Dialogare con gli altri vuole anche dire tener conto dei diversi aspetti che caratterizzano ognuna delle persone con cui si interagisce, i suoi tempi e la sua storia, le sue potenzialità e le sue inconsistenze. Ciò significa sintonizzarsi con il rispetto e la conoscenza reciproca, piuttosto che con l’imposizione costrittiva.
Questo lavoro attentivo modella il modo di pensare, di agire e di rapportarsi con gli altri, ma facilita anche l’espressione della diversità e delle ricchezze di cui l’altro è portatore.


Verso una progettualità di una formazione integrale


Lungo il percorso di crescita che caratterizza l’intero arco dell’esistenza, la persona è chiamata ad appassionarsi per un progetto di vita aperto ai valori esistenziali che l’orientano verso la piena realizzazione di sé, rispondendo all’appello che Dio gli rivolge. Il compito educativo di cui parlano i vescovi non è episodico o occasionale, ma è un percorso continuativo, impostato secondo una prospettiva dialogica permanente.
Dinanzi alla complessità di tale lavoro, si sente la necessità di un profondo cambiamento che prenda spunto da una nuova consapevolezza che la questione educativa esige un continuo rinnovamento. «L’educazione, infatti, se è compito di sempre, si presenta ogni volta con aspetti di novità» (OR, 2010, n. 53). Questo bisogno di rinnovamento serve a raggiungere dei fini condivisi, a volte attraverso il dialogo e l’ascolto reciproco, a volte assumendosi la responsabilità delle proprie scelte. In questo senso, ognuno ha una responsabilità educativa da riscoprire e da alimentare, perché questa corresponsabilità sostiene tutti a procedere insieme verso la realizzazione del progetto comune.
Programmare tale itinerario significa tradurlo nei vissuti quotidiani, con delle tappe specifiche verificabili lungo il percorso, per rendere operativo il lavoro di discernimento e di integrazione tra ideali e realtà quotidiana. «Nell’ottica della corresponsabilità educativa della comunità ecclesiale, andrà condotta un’attenta verifica delle scelte pastorali sinora compiute » (OR, 2010, n. 53).

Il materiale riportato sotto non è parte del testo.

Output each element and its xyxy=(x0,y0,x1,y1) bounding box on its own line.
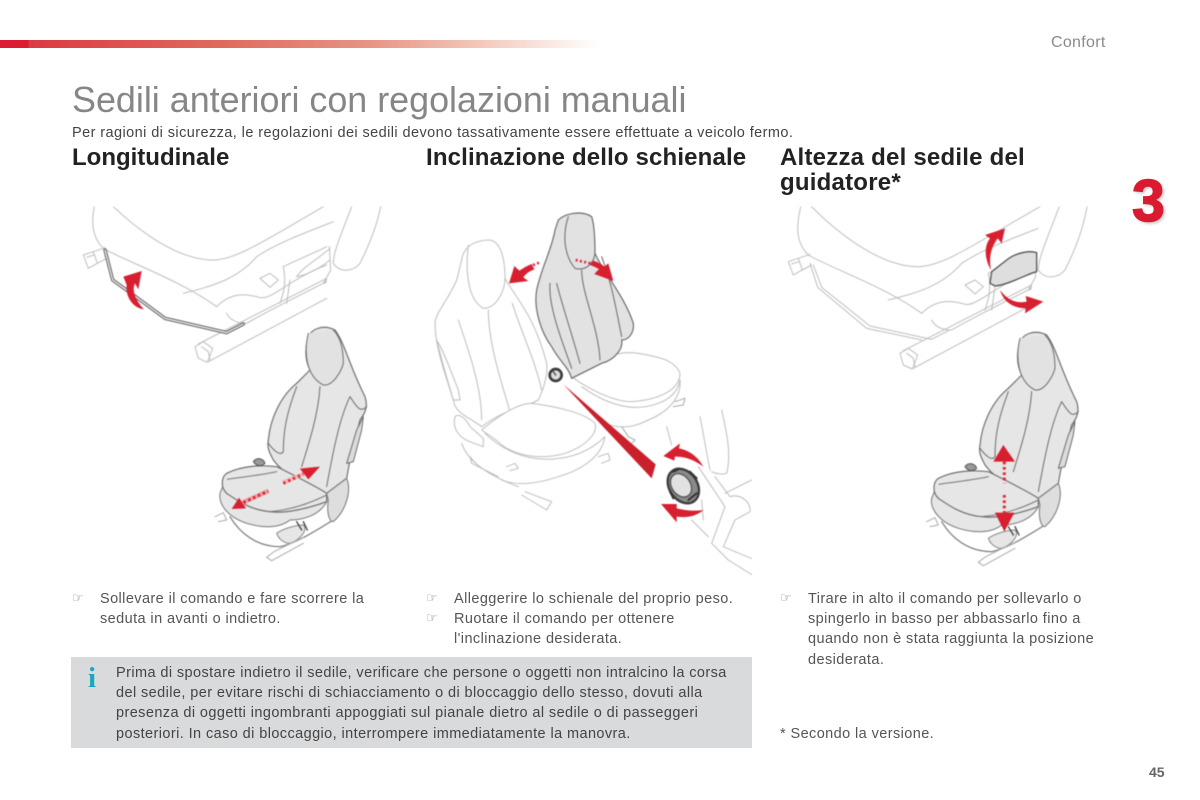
red zoom beam xyxy=(563,384,656,478)
arrow: rotate up xyxy=(663,443,703,467)
heading: Altezza del sedile del guidatore: Altezza del sedile del xyxy=(780,144,1025,171)
panel: longitudinale illustrations xyxy=(83,190,383,561)
height lever xyxy=(990,252,1037,286)
instruction text: Tirare in alto il comando per sollevarlo o xyxy=(808,591,1082,607)
small adjustment knob xyxy=(550,369,562,381)
seat with height arrows xyxy=(927,332,1078,566)
instruction column 3 xyxy=(780,591,1094,668)
instruction text: seduta in avanti o indietro. xyxy=(100,611,281,627)
instruction text 2 xyxy=(454,611,675,647)
heading: Inclinazione dello schienale: Inclinazione dello schienale xyxy=(426,144,746,171)
heading: Longitudinale: Longitudinale xyxy=(72,144,229,171)
instruction text: quando non è stata raggiunta la posizione xyxy=(808,631,1094,647)
rail detail xyxy=(788,197,1088,369)
chapter number: 3 xyxy=(1132,168,1165,234)
arrow: recline forward xyxy=(509,262,540,283)
instruction text: desiderata. xyxy=(808,652,884,668)
callout text: posteriori. In caso di bloccaggio, interrompere immediatamente la manovra. xyxy=(116,726,631,742)
seat with longitudinal arrows xyxy=(215,327,367,561)
title: Sedili anteriori con regolazioni manuali xyxy=(72,80,686,120)
instruction text 1: Alleggerire lo schienale del proprio peso. xyxy=(454,591,733,607)
knob detail xyxy=(661,410,755,577)
instruction text 2: l'inclinazione desiderata. xyxy=(454,631,622,647)
instruction text: Sollevare il comando e fare scorrere la xyxy=(100,591,364,607)
callout text: presenza di oggetti ingombranti appoggiati sul pianale dietro al sedile o di passeggeri xyxy=(116,705,698,721)
front seat outline xyxy=(435,240,610,510)
rail detail with lever xyxy=(83,190,383,362)
arrow: recline backward xyxy=(576,260,613,281)
header gradient bar xyxy=(0,40,600,48)
instruction text xyxy=(100,591,364,627)
pointer bullet 1: ☞ xyxy=(426,591,438,606)
rear seat with highlighted backrest xyxy=(536,213,685,443)
pointer bullet: ☞ xyxy=(780,591,792,606)
panel: inclinazione illustrations xyxy=(435,213,755,577)
heading: Altezza del sedile del guidatore: guidatore* xyxy=(780,169,901,196)
instruction column 1 xyxy=(72,591,364,627)
instruction text: spingerlo in basso per abbassarlo fino a xyxy=(808,611,1081,627)
panel: altezza illustrations xyxy=(788,197,1088,566)
pointer bullet 2: ☞ xyxy=(426,611,438,626)
callout text xyxy=(116,665,727,742)
instruction column 2 xyxy=(426,591,733,647)
section label: Confort: Confort xyxy=(1051,34,1106,51)
arrow: pull lever up xyxy=(985,228,1005,270)
page number: 45 xyxy=(1149,764,1165,780)
illustrations xyxy=(82,206,1088,576)
icon: info: i xyxy=(88,662,96,694)
callout text: Prima di spostare indietro il sedile, verificare che persone o oggetti non intralcino la corsa xyxy=(116,665,727,681)
pointer bullet: ☞ xyxy=(72,591,84,606)
arrow: lift lever xyxy=(123,271,144,309)
callout: info box xyxy=(71,657,752,748)
arrow: rotate down xyxy=(661,504,703,522)
arrow: push lever down xyxy=(1000,290,1043,313)
subtitle: Per ragioni di sicurezza, le regolazioni dei sedili devono tassativamente essere effettuate a veicolo fermo. xyxy=(72,125,793,141)
callout text: del sedile, per evitare rischi di schiacciamento o di bloccaggio dello stesso, dovuti alla xyxy=(116,685,703,701)
footnote: * Secondo la versione. xyxy=(780,726,934,742)
instruction text 2: Ruotare il comando per ottenere xyxy=(454,611,675,627)
heading: Altezza del sedile del guidatore xyxy=(780,144,1025,196)
instruction text xyxy=(808,591,1094,668)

Strada facendo, la chiarezza di tale impostazione diventa un metodo formativo che la persona può interiorizzare, e che caratterizzerà l’intera sua esistenza.
In ogni ambito in cui gli evangelizzatori operano (religiosi, religiose, sacerdoti, catechisti, papà e mamme di famiglia, giovani, anziani…), il processo formativo sarà un lavoro continuativo: nella pastorale, nelle comunità religiose, nella formazione dei propri membri, nel lavoro, sulla strada, ecc.

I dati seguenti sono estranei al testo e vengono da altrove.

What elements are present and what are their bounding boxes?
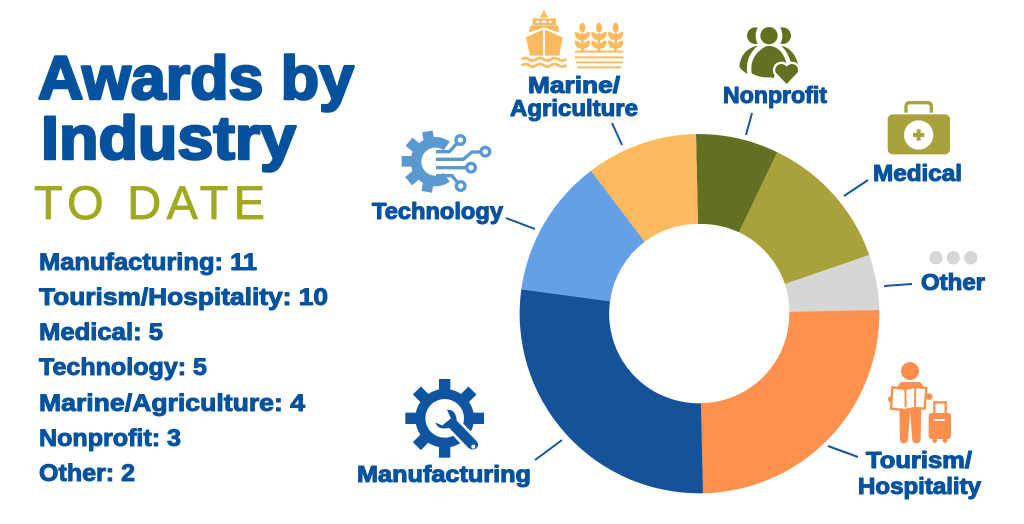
label: other: Other [921, 269, 985, 295]
segment: marine and agriculture [591, 134, 698, 242]
title: Awards by [38, 44, 354, 112]
award counts list: Medical: 5 [39, 319, 163, 346]
segment: medical [739, 152, 869, 284]
label: medical: Medical [873, 160, 962, 186]
segment: manufacturing [520, 289, 703, 493]
award counts list: Marine/Agriculture: 4 [39, 390, 306, 417]
icon: traveler with map and suitcase [888, 362, 951, 443]
icon: other dots [929, 251, 977, 264]
title: Industry [41, 104, 296, 172]
segment: technology [521, 171, 645, 301]
subtitle: to date: TO DATE [34, 176, 265, 229]
award counts list [39, 249, 328, 487]
award counts list: Technology: 5 [39, 354, 207, 381]
award counts list: Nonprofit: 3 [39, 425, 181, 452]
label: marine and agriculture [510, 72, 638, 121]
label: marine and agriculture: Agriculture [510, 95, 638, 121]
label: nonprofit: Nonprofit [723, 82, 827, 108]
icon: wrench in gear [405, 379, 484, 458]
award counts list: Tourism/Hospitality: 10 [39, 284, 328, 311]
title [38, 44, 354, 172]
segment: nonprofit [696, 134, 777, 232]
icon: gear with circuit lines [402, 130, 490, 193]
award counts list: Other: 2 [39, 460, 135, 487]
segment: other [785, 255, 879, 312]
leader lines [506, 113, 912, 460]
donut chart [520, 134, 879, 493]
label: marine and agriculture: Marine/ [528, 72, 621, 98]
label: manufacturing: Manufacturing [357, 461, 531, 487]
award counts list: Manufacturing: 11 [39, 249, 257, 276]
label: tourism and hospitality: Tourism/ [866, 447, 973, 473]
icon: nonprofit people with heart [739, 27, 799, 86]
label: tourism and hospitality: Hospitality [858, 473, 981, 499]
label: technology: Technology [372, 198, 503, 224]
icon: ship and wheat [522, 9, 623, 68]
segment: tourism and hospitality [701, 310, 879, 493]
icon: medical bag [888, 103, 950, 154]
label: tourism and hospitality [858, 447, 981, 499]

Il cammino di maturazione che ne consegue diventa così un compito aperto e una continua riscoperta della propria vocazione, in un clima di fiducia verso coloro che hanno il ruolo di discernere i segni della forza creatrice dello Spirito, con la certezza che ogni vocazione è un dono da accogliere e da accudire continuamente. Allora sì che l’azione educativa sarà efficace, perché ognuno vi potrà partecipare con il proprio vissuto esperienziale, sotto la guida di chi, non solo è compagno di viaggio ma è anche testimone e maestro di vita, in un percorso che è frutto di una consapevolezza nuova, che coinvolge tutti ad essere famiglia di Dio.